Dalam iklan tersebut terlihat bahwa para aktor adalah laki-laki dewasa yang memiliki tubuh dengan tipe atletis. Tiga aktor utama terlihat mengalami kelelahan setelah bekerja. Mereka meminum minuman berwarna ungu. Lalu muncul suara yang mengatakan, “Laki minum rasa-rasa, ya gak laki. Harusnya...” Kemudian muncul sosok baru dengan rupa wajah yang tegas dan bertubuh atletis pula. Dia mengatakan, “Laki minum Extra Joss!” Dari intonasi suaranya, penulis merasa bahwa apa yang dijelaskan Kretschner cukup sesuai, yakni laki-laki yang memiliki watak kelihatan sombong, egoitis, dan selalu ingin menguasai.

Terkait dengan tubuh yang atletis, Rohlinger (2002 dalam Kurnia, 2004) menjelaskan bahwa di era post-industrial ini, para pengiklan berlomba-lomba untuk mencari pasar yang baru. Mereka menggunakan citra erotis laki-laki yang maskulin. Citra erotis ini memperlihatkan maskulinitas laki-laki melalui penampakan fisik yang ideal, yakni figur laki-laki yang atraktif sekaligus berotot. Citra inilah yang dibentuk sedemikian rupa hingga menjadi ‘pajangan’ dalam suatu iklan. Wibowo (2004 dalam Kurnia, 2004) menjelaskan bahwa iklan merupakan alat sihir. Salah satu kekuatan sihir ini ditandai melalui ekspresi maskulinitas dalam budaya pop. Iklan bisa dianggap sebagai penerus tongkat estafet maskulinitas a la Yunani dan juga Romawi. Perlu diketahui pula bahwa maskulinitas yang ada di dalam kedua budaya kuno tersebut ditampilkan sebagai mereka yang tampan, gagah, berotot, perkasa, serta pandai (Kurnia, 2004). Potret fisik laki-laki tidak lagi hanya sekadar sebagai tanda dominasi pria, melainkan juga simbol maskulinitas kapitalistik dalam pengertian yang lebih luas. Dominasi laki-laki dewasa ini dapat dilihat dari otot dan keperkasaannya, tubuh kekar hingga wajahnya yang tampan.

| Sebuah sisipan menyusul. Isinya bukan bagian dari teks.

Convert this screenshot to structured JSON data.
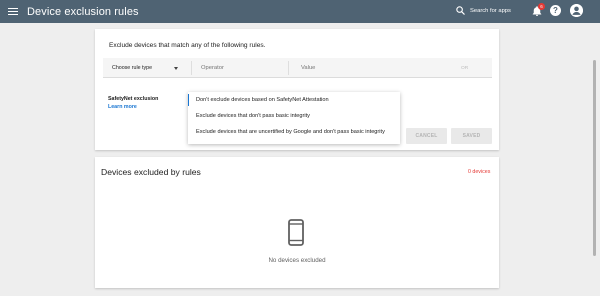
{
  "appbar": {
    "title": "Device exclusion rules",
    "search_label": "Search for apps",
    "notification_count": "6",
    "help_label": "?",
    "bg_color": "#4f6373"
  },
  "rules_card": {
    "heading": "Exclude devices that match any of the following rules.",
    "rule_type_label": "Choose rule type",
    "operator_placeholder": "Operator",
    "value_placeholder": "Value",
    "or_label": "OR",
    "safetynet_label": "SafetyNet exclusion",
    "learn_more": "Learn more",
    "dropdown_options": [
      "Don't exclude devices based on SafetyNet Attestation",
      "Exclude devices that don't pass basic integrity",
      "Exclude devices that are uncertified by Google and don't pass basic integrity"
    ],
    "cancel_label": "CANCEL",
    "saved_label": "SAVED"
  },
  "excluded_card": {
    "title": "Devices excluded by rules",
    "count": "0 devices",
    "empty_text": "No devices excluded",
    "empty_icon": "smartphone-icon"
  },
  "colors": {
    "accent": "#1976d2",
    "count_red": "#e53935"
  }
}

Semuanya itu menjadi nilai jual bagi laki-laki.

Kurnia (2004) juga menjelaskan hasil identifikasi dari lima karakter maskulinitas yang diterbitkan oleh Media Awareness NetWork. Penulis hanya menyodorkan satu karakter saja. Pertama, mentalitas cave man. Dalam karakter ini, keagresifan dan kekerasan laki-laki dicitrakan sebagai sesuatu yang wajar dengan sifat alamiah mereka. Mereka ditampilkan dengan sikap jantan, mandiri, dan melakukan aktivitas fisik yang menantang dan mendekati bahaya. Seperti yang ditampilkan dalam iklan tersebut, semua aktor pria bekerja di sebuah pabrik galangan kapal. Tempat tersebut merupakan area kerja yang berat dan terkadang menantang maut. Hal ini ingin menunjukkan bahwa laki-laki ‘harus’ bersikap jantan dengan bekerja di jenis pekerjaan yang berat.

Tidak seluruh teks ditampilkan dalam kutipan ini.